Last week, markets divided between mega caps, AI-linked tech, and energy driving the winning side, while small and mid caps sank lower. All eyes are now on housing, inflation, and retail sales data due out this week, along with Fed Chair Warsh’s congressional testimony.
Commentary
Markets finished the week with leadership narrowing around mega cap growth, AI-linked tech, and energy.
- U.S. equities were mixed: The S&P 500 and Nasdaq rose during the week, while small and mid caps lagged. Gains were concentrated in large cap growth and AI-linked technology as momentum stabilized, even as breadth remained uneven and positioning/valuation concerns kept investors sensitive to semiconductor and software headlines.
- Sector leadership focused on narrow range of energy and AI-linked growth: Technology, energy, and communication services led the S&P 500, while materials, health care, and consumer staples underperformed. International equities were mixed, with Europe softer and emerging markets and Asia ex-Japan posting gains.
- Treasury yields rose across the curve, pressuring core bonds, while mortgage and prime rates were unchanged. The U.S. Agg fell 0.44% but remained in positive territory year to date. Credit was mixed but generally more resilient than core bonds, with senior loans up as flows and technicals remained supportive.

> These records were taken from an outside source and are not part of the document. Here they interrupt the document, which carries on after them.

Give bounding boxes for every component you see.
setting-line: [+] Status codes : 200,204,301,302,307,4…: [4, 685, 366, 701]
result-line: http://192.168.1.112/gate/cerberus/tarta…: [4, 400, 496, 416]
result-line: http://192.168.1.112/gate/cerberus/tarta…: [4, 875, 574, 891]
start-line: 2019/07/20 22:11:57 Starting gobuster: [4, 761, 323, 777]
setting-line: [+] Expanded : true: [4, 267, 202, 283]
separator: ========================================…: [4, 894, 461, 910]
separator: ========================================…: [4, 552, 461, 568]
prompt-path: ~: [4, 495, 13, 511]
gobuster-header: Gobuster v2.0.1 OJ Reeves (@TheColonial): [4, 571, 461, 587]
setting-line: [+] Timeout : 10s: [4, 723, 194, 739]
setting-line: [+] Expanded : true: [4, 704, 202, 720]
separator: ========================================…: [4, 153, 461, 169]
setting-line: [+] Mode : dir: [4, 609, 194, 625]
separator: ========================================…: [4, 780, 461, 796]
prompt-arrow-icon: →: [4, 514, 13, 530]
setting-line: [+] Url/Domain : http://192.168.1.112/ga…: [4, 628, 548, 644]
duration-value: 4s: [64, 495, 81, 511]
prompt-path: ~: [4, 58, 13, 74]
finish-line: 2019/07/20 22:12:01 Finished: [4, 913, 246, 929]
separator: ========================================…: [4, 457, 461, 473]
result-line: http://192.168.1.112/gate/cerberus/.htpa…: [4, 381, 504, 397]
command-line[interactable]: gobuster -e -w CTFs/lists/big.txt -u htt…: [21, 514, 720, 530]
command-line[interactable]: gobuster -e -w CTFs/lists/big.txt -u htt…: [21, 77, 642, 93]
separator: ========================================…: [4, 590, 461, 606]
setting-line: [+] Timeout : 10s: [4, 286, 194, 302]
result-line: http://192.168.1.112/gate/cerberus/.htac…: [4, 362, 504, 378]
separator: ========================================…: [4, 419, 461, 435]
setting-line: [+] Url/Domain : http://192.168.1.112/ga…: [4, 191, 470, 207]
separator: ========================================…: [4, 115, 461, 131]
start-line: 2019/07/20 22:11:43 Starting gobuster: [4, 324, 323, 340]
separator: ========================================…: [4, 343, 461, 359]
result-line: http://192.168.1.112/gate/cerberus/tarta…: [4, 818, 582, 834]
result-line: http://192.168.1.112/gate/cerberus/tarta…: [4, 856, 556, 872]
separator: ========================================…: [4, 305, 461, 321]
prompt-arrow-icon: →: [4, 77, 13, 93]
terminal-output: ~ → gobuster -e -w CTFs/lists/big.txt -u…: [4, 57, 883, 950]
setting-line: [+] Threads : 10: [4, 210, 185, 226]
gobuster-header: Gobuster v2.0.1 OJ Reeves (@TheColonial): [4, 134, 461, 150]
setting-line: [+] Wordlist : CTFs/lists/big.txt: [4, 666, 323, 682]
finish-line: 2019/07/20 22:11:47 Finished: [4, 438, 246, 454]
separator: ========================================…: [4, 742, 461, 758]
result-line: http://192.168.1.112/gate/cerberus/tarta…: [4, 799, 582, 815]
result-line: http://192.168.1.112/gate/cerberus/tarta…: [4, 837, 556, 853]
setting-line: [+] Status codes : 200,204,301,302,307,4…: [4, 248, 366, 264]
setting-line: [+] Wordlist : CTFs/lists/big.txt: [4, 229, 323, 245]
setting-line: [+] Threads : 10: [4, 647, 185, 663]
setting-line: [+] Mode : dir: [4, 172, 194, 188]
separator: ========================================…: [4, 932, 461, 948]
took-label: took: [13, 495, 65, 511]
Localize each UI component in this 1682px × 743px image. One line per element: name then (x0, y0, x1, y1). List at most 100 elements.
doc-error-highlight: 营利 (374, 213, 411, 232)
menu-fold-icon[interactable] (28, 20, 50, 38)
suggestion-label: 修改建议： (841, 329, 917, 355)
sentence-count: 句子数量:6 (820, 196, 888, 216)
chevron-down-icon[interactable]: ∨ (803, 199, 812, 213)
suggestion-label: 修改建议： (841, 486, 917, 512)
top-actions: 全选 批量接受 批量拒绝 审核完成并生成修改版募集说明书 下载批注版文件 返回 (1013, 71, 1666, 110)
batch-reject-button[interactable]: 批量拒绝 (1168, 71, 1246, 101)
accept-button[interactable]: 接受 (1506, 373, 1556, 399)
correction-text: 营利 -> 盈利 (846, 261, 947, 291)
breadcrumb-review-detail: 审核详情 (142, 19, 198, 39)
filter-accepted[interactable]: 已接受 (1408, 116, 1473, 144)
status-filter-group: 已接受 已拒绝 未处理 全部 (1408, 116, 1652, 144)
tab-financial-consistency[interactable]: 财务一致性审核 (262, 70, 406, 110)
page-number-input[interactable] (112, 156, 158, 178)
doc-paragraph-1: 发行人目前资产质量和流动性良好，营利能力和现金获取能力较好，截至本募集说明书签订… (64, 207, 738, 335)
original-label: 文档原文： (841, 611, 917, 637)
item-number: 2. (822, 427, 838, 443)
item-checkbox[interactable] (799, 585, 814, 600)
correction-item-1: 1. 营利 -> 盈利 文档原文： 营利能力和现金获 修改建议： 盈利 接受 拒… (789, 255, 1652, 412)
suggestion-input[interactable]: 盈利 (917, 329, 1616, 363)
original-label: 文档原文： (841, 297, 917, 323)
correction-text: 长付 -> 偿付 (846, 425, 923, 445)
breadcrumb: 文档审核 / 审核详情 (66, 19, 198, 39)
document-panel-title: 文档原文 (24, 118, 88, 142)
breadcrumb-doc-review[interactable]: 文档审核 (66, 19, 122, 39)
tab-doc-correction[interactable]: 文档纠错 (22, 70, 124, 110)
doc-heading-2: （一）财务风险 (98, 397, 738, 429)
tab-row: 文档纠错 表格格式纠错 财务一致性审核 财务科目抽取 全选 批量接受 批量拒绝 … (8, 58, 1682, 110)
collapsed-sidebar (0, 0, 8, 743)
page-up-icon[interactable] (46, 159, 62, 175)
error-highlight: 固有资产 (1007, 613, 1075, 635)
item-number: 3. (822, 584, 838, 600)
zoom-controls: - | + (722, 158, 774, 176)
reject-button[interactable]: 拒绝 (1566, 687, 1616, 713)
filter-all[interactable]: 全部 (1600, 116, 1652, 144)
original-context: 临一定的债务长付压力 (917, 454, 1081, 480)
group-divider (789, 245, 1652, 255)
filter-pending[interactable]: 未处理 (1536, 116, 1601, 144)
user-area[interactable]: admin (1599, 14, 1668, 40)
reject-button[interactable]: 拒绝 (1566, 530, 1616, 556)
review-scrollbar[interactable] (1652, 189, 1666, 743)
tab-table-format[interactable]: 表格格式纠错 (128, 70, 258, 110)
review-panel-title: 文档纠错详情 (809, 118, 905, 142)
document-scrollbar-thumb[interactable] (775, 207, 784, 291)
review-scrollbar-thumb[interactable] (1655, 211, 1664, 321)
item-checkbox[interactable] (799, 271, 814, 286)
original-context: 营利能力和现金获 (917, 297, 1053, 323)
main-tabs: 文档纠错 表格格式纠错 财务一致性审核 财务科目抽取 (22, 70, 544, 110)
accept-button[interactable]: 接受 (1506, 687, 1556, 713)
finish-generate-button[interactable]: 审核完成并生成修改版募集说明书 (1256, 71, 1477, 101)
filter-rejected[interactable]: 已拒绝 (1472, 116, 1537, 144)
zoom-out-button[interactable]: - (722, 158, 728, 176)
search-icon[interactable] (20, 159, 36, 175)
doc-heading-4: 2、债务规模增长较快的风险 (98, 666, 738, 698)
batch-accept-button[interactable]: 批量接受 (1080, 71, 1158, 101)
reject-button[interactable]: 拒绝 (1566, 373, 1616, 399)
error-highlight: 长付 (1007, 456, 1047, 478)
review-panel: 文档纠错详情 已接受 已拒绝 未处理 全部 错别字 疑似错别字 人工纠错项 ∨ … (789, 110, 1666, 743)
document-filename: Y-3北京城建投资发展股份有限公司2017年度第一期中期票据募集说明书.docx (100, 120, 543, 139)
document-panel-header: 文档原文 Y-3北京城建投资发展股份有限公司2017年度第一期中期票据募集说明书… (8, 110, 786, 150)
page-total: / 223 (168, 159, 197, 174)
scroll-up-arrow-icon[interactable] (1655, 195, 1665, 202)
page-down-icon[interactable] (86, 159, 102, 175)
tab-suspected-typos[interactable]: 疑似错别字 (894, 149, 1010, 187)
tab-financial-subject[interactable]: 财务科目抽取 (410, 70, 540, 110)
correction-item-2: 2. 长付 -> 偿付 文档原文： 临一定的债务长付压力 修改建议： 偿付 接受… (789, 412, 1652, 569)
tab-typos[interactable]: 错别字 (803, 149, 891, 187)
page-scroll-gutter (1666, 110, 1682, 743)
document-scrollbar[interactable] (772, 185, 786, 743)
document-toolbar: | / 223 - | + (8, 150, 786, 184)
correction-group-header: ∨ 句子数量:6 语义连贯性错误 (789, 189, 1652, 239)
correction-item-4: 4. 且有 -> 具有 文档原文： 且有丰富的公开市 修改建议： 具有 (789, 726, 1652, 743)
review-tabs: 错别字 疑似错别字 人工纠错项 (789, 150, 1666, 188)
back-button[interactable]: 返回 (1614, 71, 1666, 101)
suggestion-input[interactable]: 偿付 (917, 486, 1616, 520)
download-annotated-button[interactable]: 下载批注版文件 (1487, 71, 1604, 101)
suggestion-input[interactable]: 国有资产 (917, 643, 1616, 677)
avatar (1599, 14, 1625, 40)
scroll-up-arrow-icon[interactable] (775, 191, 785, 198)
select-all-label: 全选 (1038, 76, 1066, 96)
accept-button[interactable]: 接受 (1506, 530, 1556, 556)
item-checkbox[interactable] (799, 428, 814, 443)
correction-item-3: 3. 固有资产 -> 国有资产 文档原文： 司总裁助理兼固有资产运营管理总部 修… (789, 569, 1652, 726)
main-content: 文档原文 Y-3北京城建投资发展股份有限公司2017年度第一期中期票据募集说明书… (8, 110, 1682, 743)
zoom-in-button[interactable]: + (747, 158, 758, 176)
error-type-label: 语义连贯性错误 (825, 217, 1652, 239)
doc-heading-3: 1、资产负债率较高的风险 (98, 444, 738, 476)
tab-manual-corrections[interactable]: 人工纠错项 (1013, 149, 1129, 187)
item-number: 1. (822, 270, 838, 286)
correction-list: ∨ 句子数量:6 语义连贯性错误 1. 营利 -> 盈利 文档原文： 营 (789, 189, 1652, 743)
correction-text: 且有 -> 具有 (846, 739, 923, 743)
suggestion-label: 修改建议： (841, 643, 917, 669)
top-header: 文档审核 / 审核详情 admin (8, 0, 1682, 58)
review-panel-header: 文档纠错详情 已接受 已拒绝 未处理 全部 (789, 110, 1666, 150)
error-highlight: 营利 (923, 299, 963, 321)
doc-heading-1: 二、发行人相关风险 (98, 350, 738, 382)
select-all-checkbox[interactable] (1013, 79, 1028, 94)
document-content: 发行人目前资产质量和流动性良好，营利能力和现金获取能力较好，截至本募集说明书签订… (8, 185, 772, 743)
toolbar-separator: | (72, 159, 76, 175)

- The dollar strengthened modestly. WTI crude rose to $71.41, gold declined, and copper edged higher as Middle East headlines and Strait of Hormuz risk remained in focus. However, oil upside was capped by supply-glut concerns and skepticism about sustained escalation.
- Market drivers came from multiple directions, including rates, earnings expectations, AI/technology positioning, and geopolitical risk.
- Policy stayed in focus as stronger yields reflected a more hawkish Fed-rate debate ahead of June CPI/PPI, retail sales, the Beige Book, and Fed Chair Warsh’s testimony. The Fed’s Monetary Policy Report continued to describe inflation as elevated and the labor market as fairly strong.
- Growth signals were mixed. Markets continued to digest the prior week’s softer June employment report. ISM services was viewed as consistent with a still-solid backdrop despite softer headline/new orders readings.
- Earnings season setup mattered: Markets were in “waiting mode” ahead of reports from major banks and other large companies, with a high bar set after upward revisions to S&P 500 EPS estimates during 2Q. AI capex optimism supported mega cap tech, including Meta-related compute headlines and midweek Nvidia strength.
- Inflation and credit risks stayed on the radar. Tariff pass-through remains in the pipeline, while higher oil prices could complicate inflation readings. Corporate credit remained resilient despite heavy issuance; investment-grade and high-yield spreads tightened, though investors continued to monitor AI-related credit exposures.